Machine learning and algorithms when employed for predictive judgments are also considered by some intelligence practitioners as more art than science. That is, they are prone to biases, noise, and can be accompanied by methodologies that are not sound and lead to errors similar to those found in the criminal forensic sciences and arts.
“Algorithms are just a set of rules, and by definition are objective because they’re totally consistent,” says Welton Chang, cofounder and CEO of Pyrra Technologies. With algorithms, objectivity means applying the same rules over and over. Evidence of subjectivity, then, is the variance in the answers.
“It’s different when you consider the tradition of the philosophy of science,” says Chang. “The tradition of what counts as subjective is a person's own perspective and bias. Objective truth is derived from consistency and agreement with external observation. When you evaluate an algorithm solely on its outputs and not whether those outputs match reality, that’s when you miss the bias built in.”
Depending on the presence or absence of bias and noise within massive data sets, especially in more pragmatic, real-world applications, predictive analysis has sometimes been described as “astrology for computer science.” But the same might be said of analysis performed by humans. A scholar on the subject, Stephen Marrin, writes that intelligence analysis as a discipline by humans is “merely a craft masquerading as a profession.”

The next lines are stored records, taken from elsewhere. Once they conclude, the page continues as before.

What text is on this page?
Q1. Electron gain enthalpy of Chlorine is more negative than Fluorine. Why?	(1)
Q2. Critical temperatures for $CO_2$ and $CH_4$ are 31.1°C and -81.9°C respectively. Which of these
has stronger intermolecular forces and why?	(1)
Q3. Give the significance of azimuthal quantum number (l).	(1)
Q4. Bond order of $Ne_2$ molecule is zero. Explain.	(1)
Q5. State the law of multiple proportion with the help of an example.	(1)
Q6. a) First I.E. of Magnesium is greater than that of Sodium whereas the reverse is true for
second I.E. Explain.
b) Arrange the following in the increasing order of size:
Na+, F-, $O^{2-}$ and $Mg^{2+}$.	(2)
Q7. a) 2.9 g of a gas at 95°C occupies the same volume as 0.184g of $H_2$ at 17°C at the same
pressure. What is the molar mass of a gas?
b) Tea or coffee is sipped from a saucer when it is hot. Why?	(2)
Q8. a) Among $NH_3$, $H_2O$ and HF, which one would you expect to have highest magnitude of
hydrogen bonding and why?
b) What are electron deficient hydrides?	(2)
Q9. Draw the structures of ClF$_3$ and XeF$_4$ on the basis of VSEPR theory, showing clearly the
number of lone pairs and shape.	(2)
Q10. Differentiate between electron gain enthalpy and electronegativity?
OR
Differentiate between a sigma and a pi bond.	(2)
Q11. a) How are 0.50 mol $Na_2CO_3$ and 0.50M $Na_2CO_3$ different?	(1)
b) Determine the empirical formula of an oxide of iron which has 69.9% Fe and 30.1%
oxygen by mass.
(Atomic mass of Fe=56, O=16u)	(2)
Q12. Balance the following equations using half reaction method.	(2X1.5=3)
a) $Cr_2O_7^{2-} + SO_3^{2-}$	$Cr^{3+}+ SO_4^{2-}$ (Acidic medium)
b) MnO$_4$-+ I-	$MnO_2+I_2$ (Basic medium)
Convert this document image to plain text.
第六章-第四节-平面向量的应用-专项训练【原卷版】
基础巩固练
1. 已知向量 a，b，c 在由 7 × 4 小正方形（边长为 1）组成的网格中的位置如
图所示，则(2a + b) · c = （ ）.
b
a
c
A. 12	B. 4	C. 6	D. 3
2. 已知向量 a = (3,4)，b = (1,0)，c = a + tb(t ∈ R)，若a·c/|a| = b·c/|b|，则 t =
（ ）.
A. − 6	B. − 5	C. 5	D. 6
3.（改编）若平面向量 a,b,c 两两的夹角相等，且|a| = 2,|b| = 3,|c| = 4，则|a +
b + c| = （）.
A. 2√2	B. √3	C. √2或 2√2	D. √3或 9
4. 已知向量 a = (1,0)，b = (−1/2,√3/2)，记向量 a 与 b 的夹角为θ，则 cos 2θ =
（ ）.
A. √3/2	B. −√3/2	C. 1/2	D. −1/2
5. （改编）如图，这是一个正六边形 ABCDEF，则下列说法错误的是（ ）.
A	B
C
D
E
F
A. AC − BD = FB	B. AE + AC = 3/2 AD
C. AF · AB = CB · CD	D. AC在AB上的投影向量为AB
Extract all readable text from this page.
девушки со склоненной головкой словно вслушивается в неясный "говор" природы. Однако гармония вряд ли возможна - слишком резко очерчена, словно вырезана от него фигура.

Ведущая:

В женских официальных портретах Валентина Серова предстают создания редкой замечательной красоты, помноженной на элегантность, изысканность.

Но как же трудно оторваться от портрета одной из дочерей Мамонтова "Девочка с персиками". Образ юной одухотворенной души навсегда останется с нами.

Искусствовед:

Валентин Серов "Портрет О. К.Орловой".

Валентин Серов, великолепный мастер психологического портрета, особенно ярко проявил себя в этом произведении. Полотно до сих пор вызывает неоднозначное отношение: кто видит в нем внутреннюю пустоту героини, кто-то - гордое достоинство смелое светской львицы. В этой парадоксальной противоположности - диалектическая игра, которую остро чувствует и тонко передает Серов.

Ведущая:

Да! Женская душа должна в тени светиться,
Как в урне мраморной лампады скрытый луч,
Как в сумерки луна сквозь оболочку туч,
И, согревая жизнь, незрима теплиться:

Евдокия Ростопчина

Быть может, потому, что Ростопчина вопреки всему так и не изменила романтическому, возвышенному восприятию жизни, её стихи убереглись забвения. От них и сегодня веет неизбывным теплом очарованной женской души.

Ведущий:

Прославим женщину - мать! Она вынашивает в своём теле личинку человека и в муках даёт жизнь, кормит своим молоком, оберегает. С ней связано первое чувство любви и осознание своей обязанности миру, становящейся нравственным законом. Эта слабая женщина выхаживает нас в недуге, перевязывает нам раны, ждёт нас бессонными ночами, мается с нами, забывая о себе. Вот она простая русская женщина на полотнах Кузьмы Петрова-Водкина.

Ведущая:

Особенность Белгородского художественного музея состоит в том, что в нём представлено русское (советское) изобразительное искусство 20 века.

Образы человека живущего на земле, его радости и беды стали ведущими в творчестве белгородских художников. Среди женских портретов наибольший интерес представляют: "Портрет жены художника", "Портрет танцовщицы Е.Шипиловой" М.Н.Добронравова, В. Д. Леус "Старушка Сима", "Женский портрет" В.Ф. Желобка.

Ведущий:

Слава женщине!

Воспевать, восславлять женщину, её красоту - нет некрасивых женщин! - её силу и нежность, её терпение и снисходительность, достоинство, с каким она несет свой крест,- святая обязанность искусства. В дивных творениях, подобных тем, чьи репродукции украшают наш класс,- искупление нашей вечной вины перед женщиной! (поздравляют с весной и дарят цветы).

Analysts in the US intelligence community are trained to use structured analytic techniques, or SATs, to make them aware of their own cognitive biases, assumptions, and reasoning. SATs—which use strategies that run the gamut from checklists to matrixes that test assumptions or predict alternative futures—externalize the thinking or reasoning used to support intelligence judgments, which is especially important given the fact that in the secret competition between nation-states not all facts are known or knowable. But even SATs, when employed by humans, have come under scrutiny by experts like Chang, specifically for the lack of scientific testing that can evidence an SAT’s efficacy or logical validity.
As AI is expected to increasingly augment or automate analysis for the intelligence community, it has become urgent to develop and implement standards and methods, which are both scientifically sound and ethical for law enforcement and national security contexts. While intelligence analysts grapple with how to match AI’s opacity to the evidentiary standards and argumentation methods required for the law enforcement and intelligence contexts, the same struggle can be found in understanding analysts’ unconscious reasoning, which can lead to accurate or biased conclusions.